Jeffanie Wu, a first-year medical student at Vanderbilt University School of Medicine and an AMA member, says she and her classmates have worked with their administration to find ways they can offer their services. Two volunteer projects have emerged in recent days: one to help offer child care services to hospital staff, and another to work on a hotline that helps patients screen for symptoms of COVID-19 before they consider going to the hospital.
Wu has signed up to work at the hotline once it is up and running.
“We’re trying to help out in any way we can,” she said. “We are trying to decrease the fear that’s out there right now. By talking to people about the symptoms of COVID-19 and telling them what the virus is. Providing that information can be a service.”
Are away rotations going to be canceled?
With patient contact being suspended, students are not doing traditional rotation activities right now. The same can be said of visiting or away rotations. Typically done early in the fourth year of training, these might be key for current third-year medical students who view them as potential residency program auditions.

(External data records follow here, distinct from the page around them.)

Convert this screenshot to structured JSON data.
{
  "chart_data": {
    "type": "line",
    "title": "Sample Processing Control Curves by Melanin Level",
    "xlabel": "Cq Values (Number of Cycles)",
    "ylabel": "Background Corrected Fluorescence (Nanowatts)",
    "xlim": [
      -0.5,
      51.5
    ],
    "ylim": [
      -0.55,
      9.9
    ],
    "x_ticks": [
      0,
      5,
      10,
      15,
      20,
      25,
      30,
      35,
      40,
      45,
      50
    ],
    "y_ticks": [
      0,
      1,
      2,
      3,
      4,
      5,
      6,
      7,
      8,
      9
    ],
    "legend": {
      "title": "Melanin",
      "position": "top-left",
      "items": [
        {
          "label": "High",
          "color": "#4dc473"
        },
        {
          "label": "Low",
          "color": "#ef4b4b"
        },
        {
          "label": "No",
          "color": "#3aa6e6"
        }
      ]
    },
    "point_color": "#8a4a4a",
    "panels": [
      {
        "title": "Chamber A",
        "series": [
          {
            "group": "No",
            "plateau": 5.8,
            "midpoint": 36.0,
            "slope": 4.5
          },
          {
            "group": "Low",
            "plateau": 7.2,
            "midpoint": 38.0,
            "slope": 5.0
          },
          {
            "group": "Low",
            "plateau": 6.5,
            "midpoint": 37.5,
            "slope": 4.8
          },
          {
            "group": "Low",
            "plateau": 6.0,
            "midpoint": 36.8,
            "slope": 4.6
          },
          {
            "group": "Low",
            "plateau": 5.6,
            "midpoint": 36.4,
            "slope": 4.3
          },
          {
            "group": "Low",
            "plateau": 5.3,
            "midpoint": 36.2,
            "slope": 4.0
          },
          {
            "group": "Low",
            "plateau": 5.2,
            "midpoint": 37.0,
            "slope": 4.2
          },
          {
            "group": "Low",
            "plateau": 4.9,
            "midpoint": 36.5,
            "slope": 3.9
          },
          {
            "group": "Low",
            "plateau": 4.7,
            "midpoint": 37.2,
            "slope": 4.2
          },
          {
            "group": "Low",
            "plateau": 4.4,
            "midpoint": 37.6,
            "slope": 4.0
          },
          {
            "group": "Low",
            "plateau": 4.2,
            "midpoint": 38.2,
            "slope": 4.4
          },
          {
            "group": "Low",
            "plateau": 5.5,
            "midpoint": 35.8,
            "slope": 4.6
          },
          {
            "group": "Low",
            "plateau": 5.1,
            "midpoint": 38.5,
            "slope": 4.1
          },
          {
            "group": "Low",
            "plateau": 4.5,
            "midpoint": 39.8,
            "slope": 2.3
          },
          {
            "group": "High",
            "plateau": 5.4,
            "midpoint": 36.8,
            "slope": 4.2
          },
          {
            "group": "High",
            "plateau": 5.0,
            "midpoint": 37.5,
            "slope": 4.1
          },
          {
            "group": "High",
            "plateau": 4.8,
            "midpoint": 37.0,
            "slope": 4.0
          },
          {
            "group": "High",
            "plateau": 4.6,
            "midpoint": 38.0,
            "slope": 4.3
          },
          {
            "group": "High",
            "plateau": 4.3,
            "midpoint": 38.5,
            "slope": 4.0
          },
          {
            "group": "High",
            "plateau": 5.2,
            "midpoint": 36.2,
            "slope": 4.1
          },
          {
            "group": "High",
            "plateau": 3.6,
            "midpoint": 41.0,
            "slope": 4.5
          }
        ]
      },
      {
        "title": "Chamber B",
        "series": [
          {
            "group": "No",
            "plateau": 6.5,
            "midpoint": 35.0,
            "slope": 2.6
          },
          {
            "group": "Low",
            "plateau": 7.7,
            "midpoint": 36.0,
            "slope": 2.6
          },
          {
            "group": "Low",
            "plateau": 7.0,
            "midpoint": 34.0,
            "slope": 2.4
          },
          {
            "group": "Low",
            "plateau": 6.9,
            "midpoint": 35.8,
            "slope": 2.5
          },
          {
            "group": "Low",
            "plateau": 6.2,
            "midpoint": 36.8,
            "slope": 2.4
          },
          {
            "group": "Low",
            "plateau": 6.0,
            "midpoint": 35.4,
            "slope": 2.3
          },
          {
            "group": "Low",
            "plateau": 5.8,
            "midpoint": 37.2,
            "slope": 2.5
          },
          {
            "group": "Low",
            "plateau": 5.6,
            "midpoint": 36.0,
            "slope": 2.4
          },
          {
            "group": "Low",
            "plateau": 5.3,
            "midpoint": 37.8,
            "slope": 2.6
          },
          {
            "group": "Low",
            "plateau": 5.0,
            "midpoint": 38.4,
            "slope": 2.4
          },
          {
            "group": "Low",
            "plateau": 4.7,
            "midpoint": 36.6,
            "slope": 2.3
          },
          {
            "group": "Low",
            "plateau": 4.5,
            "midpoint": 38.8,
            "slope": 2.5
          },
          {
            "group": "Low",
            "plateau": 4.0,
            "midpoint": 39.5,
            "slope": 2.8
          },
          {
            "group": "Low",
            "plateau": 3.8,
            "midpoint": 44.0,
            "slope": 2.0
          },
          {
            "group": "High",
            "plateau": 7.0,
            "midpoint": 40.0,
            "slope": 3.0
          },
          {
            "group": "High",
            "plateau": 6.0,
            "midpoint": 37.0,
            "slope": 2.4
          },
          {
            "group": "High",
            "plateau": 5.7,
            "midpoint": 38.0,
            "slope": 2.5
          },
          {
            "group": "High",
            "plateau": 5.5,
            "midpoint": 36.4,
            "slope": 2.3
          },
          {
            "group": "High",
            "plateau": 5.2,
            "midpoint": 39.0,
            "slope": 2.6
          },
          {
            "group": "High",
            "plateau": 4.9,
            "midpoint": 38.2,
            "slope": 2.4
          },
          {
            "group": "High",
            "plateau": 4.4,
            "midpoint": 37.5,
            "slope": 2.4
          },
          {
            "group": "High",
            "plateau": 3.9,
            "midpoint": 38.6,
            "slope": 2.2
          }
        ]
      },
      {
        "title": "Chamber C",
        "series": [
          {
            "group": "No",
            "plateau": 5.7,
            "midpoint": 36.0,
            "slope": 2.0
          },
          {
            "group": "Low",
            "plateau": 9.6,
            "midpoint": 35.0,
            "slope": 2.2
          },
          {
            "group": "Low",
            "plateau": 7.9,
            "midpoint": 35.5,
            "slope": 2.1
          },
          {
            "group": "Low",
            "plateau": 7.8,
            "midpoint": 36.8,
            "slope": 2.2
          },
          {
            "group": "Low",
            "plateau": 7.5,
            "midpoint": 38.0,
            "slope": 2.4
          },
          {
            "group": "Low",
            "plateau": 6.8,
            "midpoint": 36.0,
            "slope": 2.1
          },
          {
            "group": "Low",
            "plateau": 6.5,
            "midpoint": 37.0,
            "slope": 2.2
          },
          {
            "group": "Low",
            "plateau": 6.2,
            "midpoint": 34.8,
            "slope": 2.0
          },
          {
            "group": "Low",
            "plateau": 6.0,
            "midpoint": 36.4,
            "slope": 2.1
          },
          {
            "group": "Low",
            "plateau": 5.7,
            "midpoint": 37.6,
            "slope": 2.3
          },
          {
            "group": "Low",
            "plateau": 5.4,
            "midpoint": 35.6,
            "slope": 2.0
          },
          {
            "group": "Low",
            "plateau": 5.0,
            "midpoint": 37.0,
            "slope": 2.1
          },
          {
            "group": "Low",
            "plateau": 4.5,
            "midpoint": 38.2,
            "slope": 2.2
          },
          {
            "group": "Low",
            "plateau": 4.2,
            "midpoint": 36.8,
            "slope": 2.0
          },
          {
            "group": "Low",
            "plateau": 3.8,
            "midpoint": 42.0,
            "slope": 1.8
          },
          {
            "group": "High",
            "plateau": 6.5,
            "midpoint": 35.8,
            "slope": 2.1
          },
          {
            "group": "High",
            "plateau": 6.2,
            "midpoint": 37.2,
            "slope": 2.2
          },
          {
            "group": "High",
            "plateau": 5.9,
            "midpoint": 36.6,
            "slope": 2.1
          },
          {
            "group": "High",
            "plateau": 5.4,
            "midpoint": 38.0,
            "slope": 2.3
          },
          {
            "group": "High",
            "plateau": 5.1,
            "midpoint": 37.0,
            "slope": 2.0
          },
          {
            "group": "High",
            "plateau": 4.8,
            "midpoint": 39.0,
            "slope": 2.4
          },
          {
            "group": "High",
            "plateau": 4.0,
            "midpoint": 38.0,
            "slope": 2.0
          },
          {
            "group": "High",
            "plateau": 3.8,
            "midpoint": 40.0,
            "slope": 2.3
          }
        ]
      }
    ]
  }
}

Away rotations require students to adapt to a new health system, and those systems are now under significant strain.
“If we do get local clinical options open soon I suspect that [away rotations] would be slow to follow until systems feel like they are back to normal,” Dr. Lomis said. “The advantage to starting up local rotations is that you have the medical students who know your system and can contribute and add value in a number of ways while better protecting their own personal safety. I anticipate GME [graduate medical education] programs will develop distance alternatives to interact with applicants in meaningful ways.”
Editor’s note: This article was updated March 26 to incorporate guidance issued by the LCME.